Use separate Element instances to connect to both accounts simultaneously, then try to start a direct chat, which is essentially what PingPong does. Try to exchange messages. If that works, option (1) can be excluded.

I had checked that before posting this issue, sorry for not mentioning it.
We do get occasional reports of delayed message delivery (by up to several minutes) from matrix.org to fairydust.space which is the reason we want to have some latency monitoring. The delays only affect messages originating from matrix.org and are also observable at other instances in the federation. Therefor I assume that there is no fundamental federation issue at play.

Maybe pingpong times out before?

Do the same thing, but with gomuks instead of Element. Gomuks uses Mautrix as well, so if that also works, option (2) can be excluded.

Just tried that but at the moment installing gomuks via the usual go get fails (on multiple platforms).

Probably not relevant to you, but for completeness:

$ go get github.com/tulir/gomuks
cannot find package "github.com/russross/blackfriday/v2" in any of:
        /usr/local/go/src/github.com/russross/blackfriday/v2 (from $GOROOT)
        /home/<username>/go/src/github.com/russross/blackfriday/v2 (from $GOPATH)

Trying go get github.com/russross/blackfriday works without a problem, just like installing pingpong didn't return any errors.

gomuks installation fails on

  • FreeBSD 12.2-p2
  • macOS 10.13.6
  • Arch Linux

I'll see if I can manually build gomuks., but that will take some time.
I managed to build gomuks manually, but it doesn't result in a working binary. Therefor I've filed gomuks/issues/262.

Joining rooms by room ID requires passing a server name to join through, otherwise your server doesn't know how to join the room (the server name at the end of room IDs is never used). For mautrix-go, the server name can be passed in the second parameter of JoinRoom, which seems to be empty in main.go#L111

Joining empty rooms is not possible in Matrix, but it sounds like that wasn't actually what happened here.

@tulir Thanks for the insight. It does work with Dendrite, which is why I didn't notice this bug until now. I guess I never tested using a Dendrite account as the one that creates the room, and a Synapse account as the one that joins.

the server name at the end of room IDs is never used

That's highly unintuitive, and not at all clear from the spec. The spec makes it sound like server_name is an optional parameter for fine-control. Why wouldn't the homeserver use the name from the room ID if it is already there?

I've applied the fix suggested by @tulir, and it works for me now. Please test again. In particular, I am interested whether there are any more issues on FreeBSD specifically, as that is an often-neglected platform but I would still like it to work ideally.

The spec makes it sound like server_name is an optional parameter for fine-control.

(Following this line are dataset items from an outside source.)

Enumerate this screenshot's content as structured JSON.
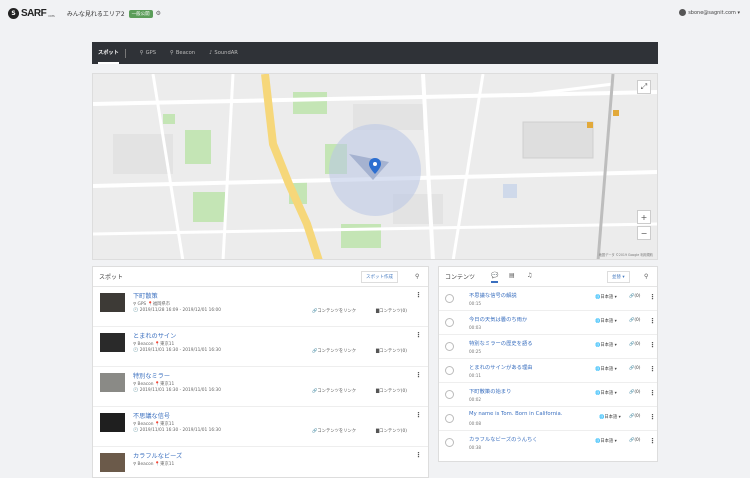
{
  "header": {
    "logo_mark": "S",
    "logo_text": "SARF",
    "logo_sub": "CMS",
    "area_title": "みんな見れるエリア2",
    "badge": "一般公開",
    "gear_glyph": "⚙",
    "user_email": "sbone@sagnit.com ▾"
  },
  "tabs": [
    {
      "label": "スポット",
      "icon": ""
    },
    {
      "label": "GPS",
      "icon": "⚲"
    },
    {
      "label": "Beacon",
      "icon": "⚲"
    },
    {
      "label": "SoundAR",
      "icon": "♪"
    }
  ],
  "map": {
    "zoom_in": "+",
    "zoom_out": "−",
    "fullscreen": "⤢",
    "credit": "地図データ ©2019 Google 利用規約"
  },
  "spots_panel": {
    "title": "スポット",
    "create_button": "スポット作成",
    "search_glyph": "⚲",
    "link_label": "🔗コンテンツをリンク",
    "contents_label": "▇コンテンツ(0)",
    "kebab": "⋮",
    "items": [
      {
        "title": "下町散策",
        "type": "⚲ GPS   📍福岡県市",
        "date": "🕐 2019/11/28 16:09 - 2019/12/01 16:00"
      },
      {
        "title": "とまれのサイン",
        "type": "⚲ Beacon   📍東京11",
        "date": "🕐 2019/11/01 16:30 - 2019/11/01 16:30"
      },
      {
        "title": "特別なミラー",
        "type": "⚲ Beacon   📍東京11",
        "date": "🕐 2019/11/01 16:30 - 2019/11/01 16:30"
      },
      {
        "title": "不思議な信号",
        "type": "⚲ Beacon   📍東京11",
        "date": "🕐 2019/11/01 16:30 - 2019/11/01 16:30"
      },
      {
        "title": "カラフルなビーズ",
        "type": "⚲ Beacon   📍東京11",
        "date": ""
      }
    ]
  },
  "contents_panel": {
    "title": "コンテンツ",
    "tab_icons": [
      "💬",
      "▤",
      "♫"
    ],
    "sort_button": "並替 ▾",
    "search_glyph": "⚲",
    "kebab": "⋮",
    "items": [
      {
        "title": "不思議な信号の解説",
        "time": "00:15",
        "lang": "🌐日本語 ▾",
        "link": "🔗(0)"
      },
      {
        "title": "今日の天気は曇のち雨か",
        "time": "00:03",
        "lang": "🌐日本語 ▾",
        "link": "🔗(0)"
      },
      {
        "title": "特別なミラーの歴史を語る",
        "time": "00:25",
        "lang": "🌐日本語 ▾",
        "link": "🔗(0)"
      },
      {
        "title": "とまれのサインがある理由",
        "time": "00:11",
        "lang": "🌐日本語 ▾",
        "link": "🔗(0)"
      },
      {
        "title": "下町散策の始まり",
        "time": "00:02",
        "lang": "🌐日本語 ▾",
        "link": "🔗(0)"
      },
      {
        "title": "My name is Tom. Born in California.",
        "time": "00:08",
        "lang": "🌐日本語 ▾",
        "link": "🔗(0)"
      },
      {
        "title": "カラフルなビーズのうんちく",
        "time": "00:38",
        "lang": "🌐日本語 ▾",
        "link": "🔗(0)"
      }
    ]
  },
  "colors": {
    "accent": "#3a6fbf",
    "tabbar": "#2f3237",
    "badge": "#5b9d59",
    "park_green": "#bfe3b0",
    "road_yellow": "#f6d77a"
  }
}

When joining with room aliases or joining a room that you're certain your server is in already, the server name param isn't necessary.

Why wouldn't the homeserver use the name from the room ID if it is already there?

The name is there only for uniqueness to prevent room ID conflicts. It doesn't mean the server is still in the room. In the future, room IDs will become hashes or public keys and the server name won't be there anymore.

I'm pretty certain FreeBSD is not to be blamed here, since the problem occurred on multiple platforms in the same manner.

I updated and installed via git clone and go build as per tulir's recommendation. With the new patch it's also fixed on all three platforms I tested, in the same manner. Thanks for the fix, it pings and pongs fine now.